= North Haven Mall =

Proposed shopping mall in North Haven, Connecticut

The North Haven Mall was a shopping mall proposed for construction in North Haven, Connecticut.

==Land acquisition==
A North Haven town meeting authorized sale of land for the mall at $18,000 an acre, for a total of $507,600 in 1973. Developer Mall Properties, Inc. of New York began paying the town $2,500 a month in September, 1975 to maintain an option on the land. In addition, in August 1978, Mall Properties began paying $6,000 more per month for engineering fees. This went toward planned geographic changes; a widening of Washington Avenue, extending Valley Service Road over train tracks with a new bridge, connecting North Haven with Wallingford at Toelles Road. Valley Service Road would also be widened from two lanes to six.

The overall land area was 117.5 acre in size, bounded by the Quinnipiac River on the west, and I-91 on the east. Often singled out for particular mention by the media were 28.2 acres between Stillman Road and Quinnipiac River, likely because they were the first land purchased. Aside from the town's sale, there were three other land owners dealt with in private transactions.

==Features and support==
The two-story mall was envisioned as $40 million and 900,000 square feet, and enlarged to $150 million and 1.1 million square feet. At the time, it would have been the largest enclosed mall in the state. Four anchor stores committed, G. Fox & Co., J. C. Penney, Macy's, and Sears. There would also have been a hundred smaller shops. A recreational facility could have been constructed, using land from a pond that would be dredged during development. The Mall would be located on a street named Mall Drive.

The city of North Haven cited the necessity of progress, estimated $2.5 million in possible tax revenue, and the creation of up to 3,000 permanent new jobs. There would also be the benefit of payrolls of approximately $15 million for local and area construction workers. The mall was given the endorsement of Meriden City Manager Dana Miller, despite an existing mall in Meriden.

==Opposition==
The mall was opposed by Frank Logue, Mayor of New Haven, on grounds that the suburban mall would drain urban business away. Logue subsequently uncovered federal laws; Section 10 of
the Rivers and Harbors Act of 1899, and Section 404 of the Clean Water Act, requiring a permit from the Army Corps of Engineers to build on wetland. Approximately 56 acre of the land was wetlands, and the developers' plan was to fill 31 acre.

This prompted First Selectman Walter Gawrych to order a full reassessment of relations with New Haven, based on "unparalleled interference on the part of a large city with the affairs of a small town". Nevertheless, the mall continued to be opposed by Logue's successor, Mayor Biagio DiLieto.

There was also opposition from Stop the Mall, led by Roberta Friedman; a group of locals concerned about traffic (projected to be 42,000 weekday trips, and 56,000 Saturday trips), taxes, and other effects on the town. Opponents also cited the effects of urbanization, air pollution generated by increased traffic, merchants subjected to high rents, and a local inundation of fast food restaurants. Stop the Mall was provided technical assistance by the Connecticut Citizen Action Group (CCAG).

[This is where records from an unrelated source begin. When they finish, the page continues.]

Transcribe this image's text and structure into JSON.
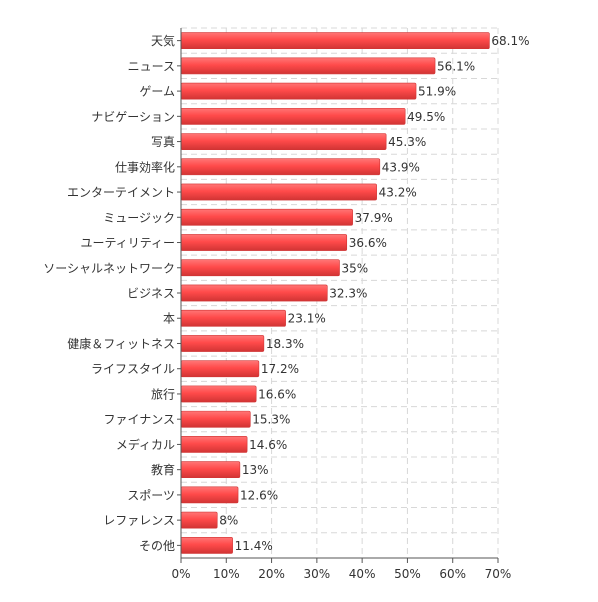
{
  "chart_data": {
    "type": "bar",
    "orientation": "horizontal",
    "categories": [
      "天気",
      "ニュース",
      "ゲーム",
      "ナビゲーション",
      "写真",
      "仕事効率化",
      "エンターテイメント",
      "ミュージック",
      "ユーティリティー",
      "ソーシャルネットワーク",
      "ビジネス",
      "本",
      "健康＆フィットネス",
      "ライフスタイル",
      "旅行",
      "ファイナンス",
      "メディカル",
      "教育",
      "スポーツ",
      "レファレンス",
      "その他"
    ],
    "values": [
      68.1,
      56.1,
      51.9,
      49.5,
      45.3,
      43.9,
      43.2,
      37.9,
      36.6,
      35,
      32.3,
      23.1,
      18.3,
      17.2,
      16.6,
      15.3,
      14.6,
      13,
      12.6,
      8,
      11.4
    ],
    "value_labels": [
      "68.1%",
      "56.1%",
      "51.9%",
      "49.5%",
      "45.3%",
      "43.9%",
      "43.2%",
      "37.9%",
      "36.6%",
      "35%",
      "32.3%",
      "23.1%",
      "18.3%",
      "17.2%",
      "16.6%",
      "15.3%",
      "14.6%",
      "13%",
      "12.6%",
      "8%",
      "11.4%"
    ],
    "x_ticks": [
      "0%",
      "10%",
      "20%",
      "30%",
      "40%",
      "50%",
      "60%",
      "70%"
    ],
    "xlim": [
      0,
      70
    ],
    "tick_step": 10,
    "grid": true,
    "legend": "none",
    "title": "",
    "xlabel": "",
    "ylabel": "",
    "colors": {
      "bar": "#ff4a4a",
      "bar_edge": "#d13434",
      "bar_highlight": "#ff7676",
      "grid": "#d8d8d8",
      "axis": "#555555",
      "text": "#333333"
    }
  }
}
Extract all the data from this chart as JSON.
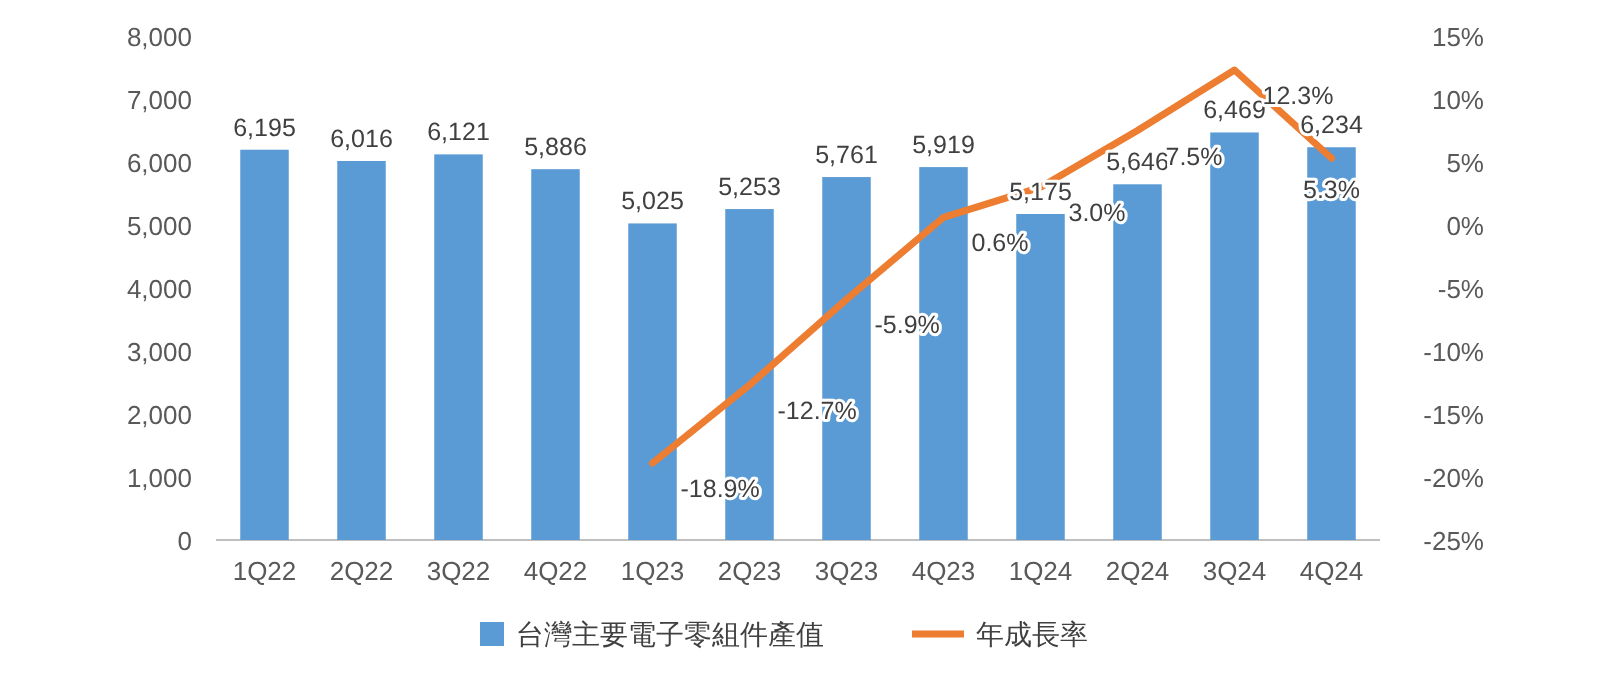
{
  "chart_data": {
    "type": "bar",
    "categories": [
      "1Q22",
      "2Q22",
      "3Q22",
      "4Q22",
      "1Q23",
      "2Q23",
      "3Q23",
      "4Q23",
      "1Q24",
      "2Q24",
      "3Q24",
      "4Q24"
    ],
    "series": [
      {
        "name": "台灣主要電子零組件產值",
        "color": "#5b9bd5",
        "values": [
          6195,
          6016,
          6121,
          5886,
          5025,
          5253,
          5761,
          5919,
          5175,
          5646,
          6469,
          6234
        ],
        "value_labels": [
          "6,195",
          "6,016",
          "6,121",
          "5,886",
          "5,025",
          "5,253",
          "5,761",
          "5,919",
          "5,175",
          "5,646",
          "6,469",
          "6,234"
        ]
      },
      {
        "name": "年成長率",
        "type": "line",
        "axis": "y2",
        "color": "#ed7d31",
        "marker": "none",
        "values": [
          null,
          null,
          null,
          null,
          -18.9,
          -12.7,
          -5.9,
          0.6,
          3.0,
          7.5,
          12.3,
          5.3
        ],
        "value_labels": [
          null,
          null,
          null,
          null,
          "-18.9%",
          "-12.7%",
          "-5.9%",
          "0.6%",
          "3.0%",
          "7.5%",
          "12.3%",
          "5.3%"
        ]
      }
    ],
    "ylim": [
      0,
      8000
    ],
    "yticks": [
      0,
      {
        "value": 1000,
        "label": "1,000"
      },
      {
        "value": 2000,
        "label": "2,000"
      },
      {
        "value": 3000,
        "label": "3,000"
      },
      {
        "value": 4000,
        "label": "4,000"
      },
      {
        "value": 5000,
        "label": "5,000"
      },
      {
        "value": 6000,
        "label": "6,000"
      },
      {
        "value": 7000,
        "label": "7,000"
      },
      {
        "value": 8000,
        "label": "8,000"
      }
    ],
    "y2lim": [
      -25,
      15
    ],
    "y2ticks": [
      {
        "value": -25,
        "label": "-25%"
      },
      {
        "value": -20,
        "label": "-20%"
      },
      {
        "value": -15,
        "label": "-15%"
      },
      {
        "value": -10,
        "label": "-10%"
      },
      {
        "value": -5,
        "label": "-5%"
      },
      {
        "value": 0,
        "label": "0%"
      },
      {
        "value": 5,
        "label": "5%"
      },
      {
        "value": 10,
        "label": "10%"
      },
      {
        "value": 15,
        "label": "15%"
      }
    ],
    "legend": "bottom",
    "grid": false
  }
}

As the fight over the mall dragged on, Stop the Mall cited in 1979 the difference between the sale price and the then-current fair market land value, the resulting net loss to the town, and absence of property taxes.

The United States Department of Housing and Urban Development (HUD) conducted an independent study in 1980 at the requests of DiLieto and the Army, predicting that the mall would result in "substantial losses of trade, tenants, and future investment potential" in regional towns.

Although initially granting a favorable report, the Corps denied a permit to the town, "concluding the project was contrary to the public interest". Contributing factors were an adverse impact New Haven's economic development and, Governor of Connecticut, William O'Neill's statement at a July 1985 meeting that building the North Haven Mall was not worth the risk to New Haven.

Media considered the battle over the mall to come to an end in August, 1985, when "officials" related that on the grounds that the mall would be a detriment to the neighboring city of New Haven, resulting in a loss of up to 20 percent in retail business. Still, court battles continued to be fought.

A district court found in 1987 that the Corps had exceeded its authority. New Haven challenged the decision in 1988, feeling that it had as good as granted permission for the mall to proceed. The United States Court of Appeals for the First Circuit dismissed the case, explaining that Mall Properties' process had only moved to another forum and had not yet been realized.

New Haven took the case to the Supreme Court in 1988, but was denied its request for a writ of certiorari. Nevertheless, the mall was never constructed.

==Aftermath==
The "strategy New Haven itself had pioneered to fight North Haven's mall" was later used against it, when the city of Milford halted New Haven's plans to build the New Haven Galleria in the late-1990s and early-2000s.

Although a mall was never built in North Haven, the nearby Universal Drive later turned into "retail focal point" for the area.